Developments over the past week or two have served to increase the odds of OCR cuts later this year – odds that we already felt were approaching fifty-fifty. However, we remain firmly of the view that the RBNZ will leave the OCR on hold this week. It is possible that the Monetary Policy Statement will give an explicit signal of future cuts. But more likely, the RBNZ will stick to the conditional easing bias it articulated in April.

There are three reasons we consider a cut at this week’s MPS unlikely:

  • In April the RBNZ set out two clear conditions for OCR cuts– wage and price setting behaviour would have to settle below the inflation target, and domestic demand would have to cool. Those conditions have not been met. Indicators of current domestic demand have remained very firm (especially the housing market), and inflation expectations have not fallen as much as expected.

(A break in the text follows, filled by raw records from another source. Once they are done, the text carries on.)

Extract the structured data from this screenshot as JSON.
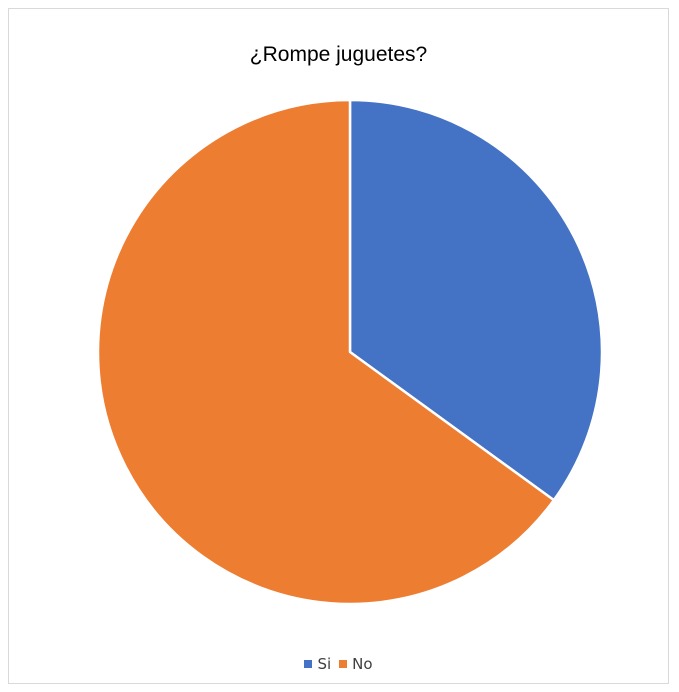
{
  "chart_data": {
    "type": "pie",
    "title": "¿Rompe juguetes?",
    "categories": [
      "Si",
      "No"
    ],
    "values": [
      35,
      65
    ],
    "colors": [
      "#4472C4",
      "#ED7D31"
    ],
    "legend_position": "bottom",
    "start_angle_deg": 0,
    "direction": "clockwise"
  }
}
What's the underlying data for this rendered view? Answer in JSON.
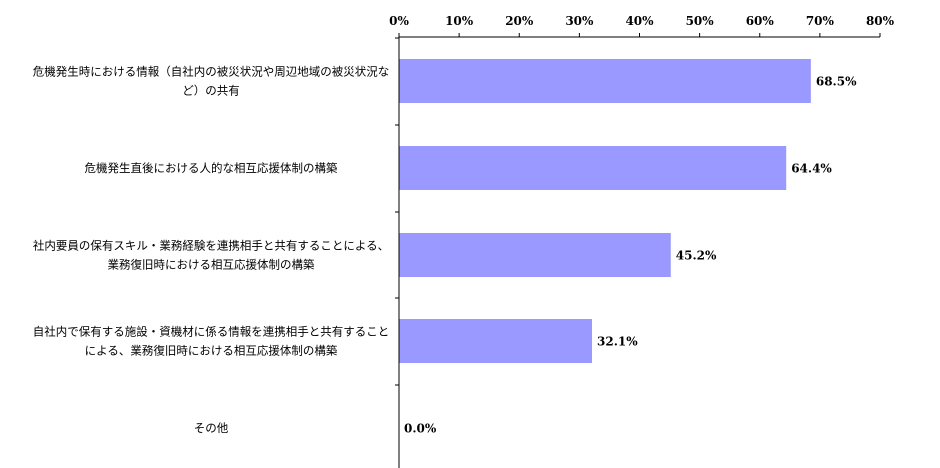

  • Changing the OCR now would be out of keeping with normal RBNZ behaviour. Every series of OCR changes since 2005 (except the emergency cut following the 2011 earthquake) has been preceded by a blunt signal consisting of a sloping 90-day interest rate forecast and a comment in a press release along the lines of “…we are likely to..” or “…we expect to..” reduce/increase the OCR. No such signal has been given on this occasion.

  • By our reckoning, the inflation outlook has not changed dramatically since April, when the RBNZ first articulated its conditional easing bias. Downside data developments have been largely offset by the falling exchange rate.